Even as we serve others, we want people to take notice. So, we total up the hours we’ve put in or accumulate a list of different organizations we’ve volunteered with. It’s ironic that our efforts to serve others all too often turn into an issue of pride. Simply serving others is not enough; we want to be recognized and commended. We want to be great.
It’s somewhat reassuring to know that we’re not the first to desire greatness. The Bible tells us that Jesus’ disciples argued with each other about who was the greatest. To this, Jesus replied, “If anyone wants to be first, he must be the very last, and the servant of all” (Mark 9:35). Perhaps part of the problem with our view of service is that we have separated it from humility. To us, service has become about being noticed and making ourselves feel good. But the words of Jesus convey that we must humble ourselves.
In Paul’s letter to the Philippians, he urges them to humbly consider others better than themselves and to look to the interests of others. Then, Paul provides the perfect model of humble service in Jesus Christ.
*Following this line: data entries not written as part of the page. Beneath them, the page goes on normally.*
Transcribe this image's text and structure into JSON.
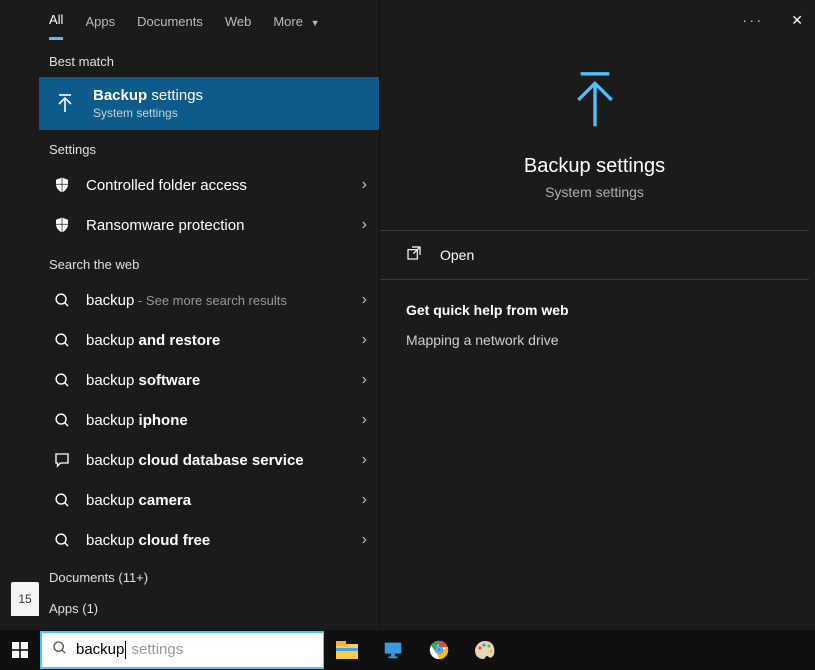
{
  "tabs": {
    "all": "All",
    "apps": "Apps",
    "documents": "Documents",
    "web": "Web",
    "more": "More"
  },
  "sections": {
    "best_match": "Best match",
    "settings": "Settings",
    "search_web": "Search the web",
    "documents_count": "Documents (11+)",
    "apps_count": "Apps (1)"
  },
  "best_match_item": {
    "title_bold": "Backup",
    "title_rest": " settings",
    "subtitle": "System settings"
  },
  "settings_items": [
    {
      "label": "Controlled folder access"
    },
    {
      "label": "Ransomware protection"
    }
  ],
  "web_items": [
    {
      "pre": "backup",
      "bold": "",
      "tail": " - See more search results",
      "tail_dim": true
    },
    {
      "pre": "backup ",
      "bold": "and restore",
      "tail": ""
    },
    {
      "pre": "backup ",
      "bold": "software",
      "tail": ""
    },
    {
      "pre": "backup ",
      "bold": "iphone",
      "tail": ""
    },
    {
      "pre": "backup ",
      "bold": "cloud database service",
      "tail": "",
      "chat": true
    },
    {
      "pre": "backup ",
      "bold": "camera",
      "tail": ""
    },
    {
      "pre": "backup ",
      "bold": "cloud free",
      "tail": ""
    }
  ],
  "detail": {
    "title": "Backup settings",
    "subtitle": "System settings",
    "open": "Open",
    "quick_help_title": "Get quick help from web",
    "quick_help_items": [
      "Mapping a network drive"
    ]
  },
  "searchbox": {
    "typed": "backup",
    "hint": " settings"
  },
  "notif": "15"
}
Though he was God, he “made himself nothing, taking the very nature of a servant… he humbled himself and became obedient to death –even death on a cross!” (Philippians 2:3-8). Bringing it back to Jesus, we see how humility and service are closely intertwined.
Furthermore, when we embrace humility, we will be better able to serve all. Not just the people we like. Not just the people who are easy to serve. Not just the people who are convenient to serve. Humbly, we can undertake Christ’s non-discriminatory instruction to “serve all.”
So, maybe Hard Rock Café has more to offer than decent food and a montage of music memorabilia. Perhaps we would do well to heed the 4 simple words printed on that brown paper bag: “Love all. Serve all.”